In allen Fällen hab ich mich geoutet, um zu erklären, warum ich nicht anrufen kann oder direkt mit der Nachbarin Kontakt aufnehmen. Aber für die meisten Außenstehenden passt das offenbar nicht mit Autismus zusammen, wenn man sich (schriftlich) gewählt ausdrücken kann, wenn man alleine lebt und Vollzeit arbeitet. Ich weiß nicht mehr genau, ob ich Asperger mitbenutzt habe, vermutlich ja, selbst das hat offenkundig wenig genützt. Wenn wie im Spital die Schwester nachhakt, ob ich klassischer Autist sei und bei Asperger aufatmet, dann zeigt es schon, dass den wenigsten bewusst ist, dass Asperger Teil des Autismus-Spektrums ist, und nicht etwas völlig anderes. Das sind jetzt drei Beispiele, die mir spontan einfallen und sich alle auf Salzburg beziehen, wo die Versorgungslage für Autisten katastrophal ist. In Wien hatte ich viele ähnliche Erlebnisse. So, das sind jetzt große Städte, vom Land rede ich hier erst gar nicht, und ländliche Strukturen gibt es in Österreich deutlich mehr als in Deutschland.

Nicht viel besser sieht es dann in Ost- und Südeuropa aus, auch Frankreich hinkt deutlich hinter, was Autismus-Aufklärung betrifft. Vorbildlich sind nur die skandinavischen Länder, UK und die Niederlande. Das ist sehr wenig Fundament für die Umsetzung des ICD-11 in die Praxis, mit Vereinheitlichung auf Autismus-Spektrum, in dem alle unterkommen, und die (ehemaligen) Asperger nicht gesondert betrachtet werden. Ich rede von der Praxis, nicht von der Theorie, vom Alltag, nicht von Fachzeitschriften und Historikerrecherchen. In Österreich speziell kommt der verklärte Blick auf den Nationalsozialismus hinzu, das mangelnde Unrechtsbewusstsein ist in Salzburg besonders stark ausgeprägt, wie man im Umgang mit Mahnmälern, unkritischen touristischen Hinweisen und Straßenbezeichnungen erkennen kann.
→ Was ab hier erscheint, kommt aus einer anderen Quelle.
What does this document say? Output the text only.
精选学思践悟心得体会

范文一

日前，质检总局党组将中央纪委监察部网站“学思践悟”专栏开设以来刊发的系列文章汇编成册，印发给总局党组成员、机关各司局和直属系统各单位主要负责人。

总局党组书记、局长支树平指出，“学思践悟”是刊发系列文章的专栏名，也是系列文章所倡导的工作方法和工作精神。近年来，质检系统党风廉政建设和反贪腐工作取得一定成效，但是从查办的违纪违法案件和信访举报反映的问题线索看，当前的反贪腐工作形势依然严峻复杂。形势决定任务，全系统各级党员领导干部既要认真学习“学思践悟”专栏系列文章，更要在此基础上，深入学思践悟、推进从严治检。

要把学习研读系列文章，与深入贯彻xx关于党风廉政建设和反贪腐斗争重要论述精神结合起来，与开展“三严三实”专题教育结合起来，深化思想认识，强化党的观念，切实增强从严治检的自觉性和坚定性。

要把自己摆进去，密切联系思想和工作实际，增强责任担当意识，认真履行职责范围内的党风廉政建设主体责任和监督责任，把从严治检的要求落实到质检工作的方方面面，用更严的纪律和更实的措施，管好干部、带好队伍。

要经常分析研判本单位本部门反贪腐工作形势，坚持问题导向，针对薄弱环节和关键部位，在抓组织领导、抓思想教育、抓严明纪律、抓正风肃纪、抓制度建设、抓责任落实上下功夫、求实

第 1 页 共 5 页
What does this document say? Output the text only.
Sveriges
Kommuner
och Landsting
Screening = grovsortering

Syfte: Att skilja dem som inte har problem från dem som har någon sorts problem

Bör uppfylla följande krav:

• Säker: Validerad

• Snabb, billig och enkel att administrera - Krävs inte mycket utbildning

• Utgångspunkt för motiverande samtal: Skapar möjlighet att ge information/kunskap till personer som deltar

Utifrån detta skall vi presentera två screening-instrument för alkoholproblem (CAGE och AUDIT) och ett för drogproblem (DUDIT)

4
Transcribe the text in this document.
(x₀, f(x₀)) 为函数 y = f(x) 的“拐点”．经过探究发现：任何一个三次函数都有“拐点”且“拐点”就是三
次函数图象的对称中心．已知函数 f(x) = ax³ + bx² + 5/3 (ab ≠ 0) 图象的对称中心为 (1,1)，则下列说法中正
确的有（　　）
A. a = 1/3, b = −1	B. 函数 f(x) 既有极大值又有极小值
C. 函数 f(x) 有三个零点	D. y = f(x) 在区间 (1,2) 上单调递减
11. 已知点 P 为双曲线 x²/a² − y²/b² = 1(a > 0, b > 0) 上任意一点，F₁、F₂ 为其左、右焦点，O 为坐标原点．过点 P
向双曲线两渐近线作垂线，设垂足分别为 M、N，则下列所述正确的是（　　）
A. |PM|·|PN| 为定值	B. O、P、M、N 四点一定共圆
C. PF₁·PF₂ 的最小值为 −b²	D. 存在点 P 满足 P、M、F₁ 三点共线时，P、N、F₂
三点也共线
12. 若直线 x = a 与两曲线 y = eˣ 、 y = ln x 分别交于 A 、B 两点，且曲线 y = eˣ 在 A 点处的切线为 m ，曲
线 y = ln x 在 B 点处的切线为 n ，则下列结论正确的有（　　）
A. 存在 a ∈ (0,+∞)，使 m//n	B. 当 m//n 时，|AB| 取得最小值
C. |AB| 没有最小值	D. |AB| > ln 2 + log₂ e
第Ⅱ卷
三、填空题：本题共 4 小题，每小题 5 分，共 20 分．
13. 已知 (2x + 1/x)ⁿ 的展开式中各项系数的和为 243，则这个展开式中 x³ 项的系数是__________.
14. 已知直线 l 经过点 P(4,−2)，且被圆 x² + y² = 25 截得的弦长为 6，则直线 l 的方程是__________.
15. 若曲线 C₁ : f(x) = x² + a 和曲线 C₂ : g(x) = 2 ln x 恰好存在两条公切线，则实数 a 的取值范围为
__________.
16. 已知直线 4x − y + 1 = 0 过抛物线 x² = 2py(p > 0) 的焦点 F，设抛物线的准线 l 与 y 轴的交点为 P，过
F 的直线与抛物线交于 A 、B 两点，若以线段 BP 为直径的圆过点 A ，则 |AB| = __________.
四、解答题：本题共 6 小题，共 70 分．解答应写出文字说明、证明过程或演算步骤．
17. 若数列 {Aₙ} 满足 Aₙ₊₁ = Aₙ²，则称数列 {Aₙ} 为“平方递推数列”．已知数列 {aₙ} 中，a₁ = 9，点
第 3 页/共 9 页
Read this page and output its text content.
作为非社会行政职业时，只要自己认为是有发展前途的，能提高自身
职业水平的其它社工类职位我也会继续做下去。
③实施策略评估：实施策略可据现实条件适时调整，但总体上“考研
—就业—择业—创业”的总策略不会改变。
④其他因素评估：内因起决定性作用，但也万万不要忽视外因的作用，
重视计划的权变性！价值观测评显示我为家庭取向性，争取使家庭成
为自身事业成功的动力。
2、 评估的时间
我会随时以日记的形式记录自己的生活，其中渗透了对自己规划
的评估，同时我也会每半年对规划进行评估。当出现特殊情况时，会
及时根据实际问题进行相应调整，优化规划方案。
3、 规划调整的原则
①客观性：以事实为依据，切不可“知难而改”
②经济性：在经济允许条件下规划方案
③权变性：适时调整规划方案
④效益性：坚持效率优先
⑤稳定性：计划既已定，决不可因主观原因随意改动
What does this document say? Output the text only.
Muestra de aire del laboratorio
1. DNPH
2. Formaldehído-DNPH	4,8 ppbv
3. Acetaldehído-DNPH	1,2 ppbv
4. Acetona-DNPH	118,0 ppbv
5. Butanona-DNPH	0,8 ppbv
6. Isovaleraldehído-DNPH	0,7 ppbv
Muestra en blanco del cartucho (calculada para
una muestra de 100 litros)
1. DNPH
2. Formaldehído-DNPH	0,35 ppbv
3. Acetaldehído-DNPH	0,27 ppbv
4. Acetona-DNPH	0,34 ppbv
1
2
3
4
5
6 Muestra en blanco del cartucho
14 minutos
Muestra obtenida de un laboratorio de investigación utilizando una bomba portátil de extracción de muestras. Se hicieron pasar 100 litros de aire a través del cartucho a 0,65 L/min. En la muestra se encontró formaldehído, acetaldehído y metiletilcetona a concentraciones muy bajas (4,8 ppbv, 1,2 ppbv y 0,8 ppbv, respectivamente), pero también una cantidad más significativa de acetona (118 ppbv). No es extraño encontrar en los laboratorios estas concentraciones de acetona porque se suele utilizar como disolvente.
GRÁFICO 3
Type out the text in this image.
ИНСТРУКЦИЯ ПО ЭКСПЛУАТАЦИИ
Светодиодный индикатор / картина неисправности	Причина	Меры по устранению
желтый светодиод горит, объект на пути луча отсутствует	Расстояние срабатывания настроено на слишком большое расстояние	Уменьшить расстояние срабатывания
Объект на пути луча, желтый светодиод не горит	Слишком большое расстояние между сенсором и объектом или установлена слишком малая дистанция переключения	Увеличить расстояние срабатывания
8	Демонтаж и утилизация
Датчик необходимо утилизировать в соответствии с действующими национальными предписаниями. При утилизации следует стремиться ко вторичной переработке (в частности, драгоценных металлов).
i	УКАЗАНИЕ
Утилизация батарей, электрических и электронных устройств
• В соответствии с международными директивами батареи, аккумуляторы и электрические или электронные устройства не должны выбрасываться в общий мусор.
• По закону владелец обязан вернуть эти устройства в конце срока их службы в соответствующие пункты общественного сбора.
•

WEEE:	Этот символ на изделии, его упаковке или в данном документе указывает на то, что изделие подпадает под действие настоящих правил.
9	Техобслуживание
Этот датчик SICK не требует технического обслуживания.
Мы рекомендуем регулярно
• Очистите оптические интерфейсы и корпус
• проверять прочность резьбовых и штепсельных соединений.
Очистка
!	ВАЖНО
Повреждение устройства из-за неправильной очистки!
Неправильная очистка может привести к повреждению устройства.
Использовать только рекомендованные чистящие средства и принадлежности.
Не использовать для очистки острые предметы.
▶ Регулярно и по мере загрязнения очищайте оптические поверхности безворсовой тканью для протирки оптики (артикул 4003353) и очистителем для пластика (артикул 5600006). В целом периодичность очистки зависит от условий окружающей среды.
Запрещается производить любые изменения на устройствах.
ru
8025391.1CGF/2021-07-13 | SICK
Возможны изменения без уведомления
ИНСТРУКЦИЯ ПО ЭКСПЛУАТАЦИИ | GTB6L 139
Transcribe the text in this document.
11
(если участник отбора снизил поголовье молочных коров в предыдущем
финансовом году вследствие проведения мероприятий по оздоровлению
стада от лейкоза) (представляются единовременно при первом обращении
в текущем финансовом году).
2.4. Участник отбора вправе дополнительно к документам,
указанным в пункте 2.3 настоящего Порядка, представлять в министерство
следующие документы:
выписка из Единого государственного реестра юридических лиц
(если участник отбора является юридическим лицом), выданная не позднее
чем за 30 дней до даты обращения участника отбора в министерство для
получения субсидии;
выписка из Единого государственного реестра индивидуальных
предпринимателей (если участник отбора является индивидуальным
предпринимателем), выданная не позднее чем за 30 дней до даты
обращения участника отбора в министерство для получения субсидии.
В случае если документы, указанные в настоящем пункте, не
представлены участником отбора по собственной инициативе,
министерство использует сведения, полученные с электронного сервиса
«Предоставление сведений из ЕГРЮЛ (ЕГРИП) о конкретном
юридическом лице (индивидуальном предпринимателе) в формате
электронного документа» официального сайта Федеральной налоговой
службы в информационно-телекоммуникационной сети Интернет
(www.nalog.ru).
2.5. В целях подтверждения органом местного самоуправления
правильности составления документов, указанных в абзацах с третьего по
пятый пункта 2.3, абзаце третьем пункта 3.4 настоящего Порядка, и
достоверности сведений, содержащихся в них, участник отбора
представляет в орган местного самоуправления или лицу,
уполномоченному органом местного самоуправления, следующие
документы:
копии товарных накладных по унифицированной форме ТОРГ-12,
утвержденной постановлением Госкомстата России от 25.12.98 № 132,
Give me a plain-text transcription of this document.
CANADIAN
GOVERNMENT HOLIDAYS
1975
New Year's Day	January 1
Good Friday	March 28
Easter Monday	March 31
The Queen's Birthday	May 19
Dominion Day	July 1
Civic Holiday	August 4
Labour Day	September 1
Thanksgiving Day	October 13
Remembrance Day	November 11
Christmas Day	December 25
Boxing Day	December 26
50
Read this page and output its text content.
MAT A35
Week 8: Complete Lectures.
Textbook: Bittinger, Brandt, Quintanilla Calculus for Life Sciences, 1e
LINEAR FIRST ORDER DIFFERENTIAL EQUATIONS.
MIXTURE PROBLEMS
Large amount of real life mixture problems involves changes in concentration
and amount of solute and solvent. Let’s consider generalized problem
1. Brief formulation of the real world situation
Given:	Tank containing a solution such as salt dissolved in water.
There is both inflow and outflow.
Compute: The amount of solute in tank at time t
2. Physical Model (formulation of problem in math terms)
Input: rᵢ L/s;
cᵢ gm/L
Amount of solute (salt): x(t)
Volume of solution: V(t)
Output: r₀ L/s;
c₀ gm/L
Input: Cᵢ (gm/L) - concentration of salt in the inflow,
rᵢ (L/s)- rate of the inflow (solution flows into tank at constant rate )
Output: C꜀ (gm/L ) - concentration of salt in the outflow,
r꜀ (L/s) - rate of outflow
Asperger ist da nur ein kleiner Baustein in der österreichischen Vergangenheitsbewältigung, die bis heute eher eine Verdrängung ist, und so wird auch Aspergers vielleicht stärker katholisch.-nationalsozialistisch geprägte Vergangenheit als bisher zugegeben verdrängt werden. Und wenn daraus hervorgehend der Begriff Asperger noch stärker gemieden wird als jetzt schon, schadet das ganz massiv den Betroffenen, die – leider – darauf angewiesen sind, dass man Asperger und Autismus unterscheidet, um überhaupt ernstgenommen zu werden.  Zu dieser Einschätzung stehe ich, unabhängig von der persönlichen Meinung, die ich mir zu den neuesten Enthüllungen erst noch bilden muss.